Kata “kait” juga digunakan ukuran jarak baris pada ketikan; penunjuk ukuran jarak baris pada ketikan.
Dapat juga diartikan ekor kecil pada kaki atau kepala huruf di beberapa gambar huruf.
Namun arti “kait” ditengah masyarakat Melayu Jambi dihubungkan dengan prosesi adat didalam membuka hutan.
Istilah kait dikenal didalam istilah “Mengepang”. Mengepang adalah prosesi setelah membuka rimbo kemudian memberikan tanda dengan kayu berkait, maka dilakukan tebas dan tebang pohon. Apabila tidak dikerjakan selama 3 bulan, maka haknya menjadi hilang. Tanah kembali ke Desa.

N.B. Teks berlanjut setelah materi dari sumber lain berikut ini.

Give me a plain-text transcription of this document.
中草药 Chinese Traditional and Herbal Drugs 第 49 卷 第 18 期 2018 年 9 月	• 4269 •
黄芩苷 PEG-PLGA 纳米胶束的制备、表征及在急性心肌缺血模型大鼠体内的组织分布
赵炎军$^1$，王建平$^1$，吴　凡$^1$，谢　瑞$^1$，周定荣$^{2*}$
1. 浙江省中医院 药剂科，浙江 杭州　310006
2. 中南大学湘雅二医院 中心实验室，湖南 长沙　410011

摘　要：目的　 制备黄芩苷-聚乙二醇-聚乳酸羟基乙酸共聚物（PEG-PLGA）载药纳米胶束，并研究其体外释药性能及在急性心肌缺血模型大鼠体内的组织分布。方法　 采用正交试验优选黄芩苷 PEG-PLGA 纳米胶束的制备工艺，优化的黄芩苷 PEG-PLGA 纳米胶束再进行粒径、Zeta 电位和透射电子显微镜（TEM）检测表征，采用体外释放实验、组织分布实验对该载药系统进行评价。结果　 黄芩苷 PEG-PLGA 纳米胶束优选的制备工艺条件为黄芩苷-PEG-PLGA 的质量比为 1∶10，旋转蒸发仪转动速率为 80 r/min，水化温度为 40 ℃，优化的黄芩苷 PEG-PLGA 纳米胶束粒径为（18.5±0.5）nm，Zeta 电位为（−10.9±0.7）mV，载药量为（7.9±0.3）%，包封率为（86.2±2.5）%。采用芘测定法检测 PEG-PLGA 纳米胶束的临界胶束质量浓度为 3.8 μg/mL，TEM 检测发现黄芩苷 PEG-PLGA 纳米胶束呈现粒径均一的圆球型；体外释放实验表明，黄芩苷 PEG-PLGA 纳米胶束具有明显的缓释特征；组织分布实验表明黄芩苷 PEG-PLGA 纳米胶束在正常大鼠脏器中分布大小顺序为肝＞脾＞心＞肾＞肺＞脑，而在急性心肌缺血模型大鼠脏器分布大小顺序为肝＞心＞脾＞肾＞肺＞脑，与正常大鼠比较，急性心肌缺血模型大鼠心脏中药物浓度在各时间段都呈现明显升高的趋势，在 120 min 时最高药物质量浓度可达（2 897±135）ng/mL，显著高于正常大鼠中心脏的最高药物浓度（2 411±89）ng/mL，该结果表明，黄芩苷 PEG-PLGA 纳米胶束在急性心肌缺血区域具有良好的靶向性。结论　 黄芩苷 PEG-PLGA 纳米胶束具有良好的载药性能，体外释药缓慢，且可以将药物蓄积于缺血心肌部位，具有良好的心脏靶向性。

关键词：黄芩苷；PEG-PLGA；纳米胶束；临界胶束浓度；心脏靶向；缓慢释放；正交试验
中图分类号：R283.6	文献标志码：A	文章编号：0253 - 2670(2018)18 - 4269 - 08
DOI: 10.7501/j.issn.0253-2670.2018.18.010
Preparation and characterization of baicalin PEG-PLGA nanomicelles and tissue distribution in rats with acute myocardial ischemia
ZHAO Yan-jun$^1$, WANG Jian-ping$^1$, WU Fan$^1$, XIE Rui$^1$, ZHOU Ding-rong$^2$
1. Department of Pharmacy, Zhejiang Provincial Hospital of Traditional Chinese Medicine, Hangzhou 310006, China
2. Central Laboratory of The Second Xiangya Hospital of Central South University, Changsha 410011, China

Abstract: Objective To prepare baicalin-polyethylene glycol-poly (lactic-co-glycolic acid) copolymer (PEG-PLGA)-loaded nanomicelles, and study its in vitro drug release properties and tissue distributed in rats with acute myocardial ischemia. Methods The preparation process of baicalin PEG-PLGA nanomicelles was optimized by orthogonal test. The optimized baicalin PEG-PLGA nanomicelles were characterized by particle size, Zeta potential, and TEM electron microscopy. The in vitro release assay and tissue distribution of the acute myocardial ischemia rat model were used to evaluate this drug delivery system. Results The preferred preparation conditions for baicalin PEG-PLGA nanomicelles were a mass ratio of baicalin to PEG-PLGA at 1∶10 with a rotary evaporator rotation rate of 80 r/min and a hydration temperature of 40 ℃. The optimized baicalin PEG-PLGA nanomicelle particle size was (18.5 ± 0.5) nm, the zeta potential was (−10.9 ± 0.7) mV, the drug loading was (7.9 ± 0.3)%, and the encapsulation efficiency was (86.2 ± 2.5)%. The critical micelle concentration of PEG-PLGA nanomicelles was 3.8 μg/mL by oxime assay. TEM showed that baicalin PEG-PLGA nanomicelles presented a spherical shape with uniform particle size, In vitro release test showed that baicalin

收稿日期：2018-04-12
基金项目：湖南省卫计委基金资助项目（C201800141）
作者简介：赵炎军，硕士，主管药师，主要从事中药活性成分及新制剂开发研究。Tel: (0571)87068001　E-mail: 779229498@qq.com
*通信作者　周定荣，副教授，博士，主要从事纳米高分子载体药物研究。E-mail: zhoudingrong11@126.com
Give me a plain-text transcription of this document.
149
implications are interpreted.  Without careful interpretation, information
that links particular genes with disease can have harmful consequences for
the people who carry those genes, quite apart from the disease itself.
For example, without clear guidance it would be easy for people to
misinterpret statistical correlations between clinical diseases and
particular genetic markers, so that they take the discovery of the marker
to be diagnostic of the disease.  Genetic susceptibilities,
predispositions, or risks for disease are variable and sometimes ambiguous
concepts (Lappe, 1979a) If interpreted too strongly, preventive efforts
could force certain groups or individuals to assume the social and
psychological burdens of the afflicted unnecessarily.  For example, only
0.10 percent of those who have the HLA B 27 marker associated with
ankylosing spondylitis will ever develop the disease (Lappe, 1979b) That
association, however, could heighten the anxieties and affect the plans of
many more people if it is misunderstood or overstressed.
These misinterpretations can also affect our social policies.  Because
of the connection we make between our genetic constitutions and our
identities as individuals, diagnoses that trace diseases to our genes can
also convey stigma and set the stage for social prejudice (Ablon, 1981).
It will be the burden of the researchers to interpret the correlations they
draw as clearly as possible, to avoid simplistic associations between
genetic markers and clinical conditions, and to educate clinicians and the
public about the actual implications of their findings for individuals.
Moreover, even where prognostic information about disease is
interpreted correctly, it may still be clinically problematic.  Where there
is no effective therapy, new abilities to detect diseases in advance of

Tanah yang telah ditebang kemudian diberikan tanda dengan kayu berkait (Mengepang).
Namun apabila ternyata tidak dikerjakan selama 3 bulan, maka haknya menjadi hilang. Tanah kembali ke Desa. Walaupun sudah dikerjakan dengna cara membuat tanda kayu (kayu berkait) namun apabila tidak dikerjakan selama 3 tahun maka haknya menjadi hilang. Tanah kemudian kembali ke desa (Belukar tuo).
Istilah kait juga dapat dihubungkan dengan seloko “belukar tuo”. Istilah belukar tuo adalah rimbo yang telah dibuka dan dikerjakan dengan cara membuat tanda kayu berkait, ditebas dan ditumbangkan, apabila tidak dikerjakan selama 3 tahun, maka haknya menjadi hilang. Tanah kembali ke Desa.
Di Kumpeh dikenal dengan Seloko “akar bakait, pakis dan tanaman Jelutung”. Ada juga menyebutkan “kait-kait” (Desa Sogo, Desa Sungai Bungur dan Desa Sponjen, Kumpeh, Muara Jambi).
Istilah “akar bekait” atau “kait-kait” adalah ciri-ciri alam yang menunjukkan gambut.
Mirip dengan ciri-ciri di Sungai Beras (Kecamatan Mendahara Ulu, Tanjabtim), dikenal istilah “duo tigo mato cangkul).
Dapat diartikan apabila “dua atau tiga mata cangkul” Masih terdapat air (yang dikategorikan sebagai rawa) maka tidak dibenarkan untuk dibuka.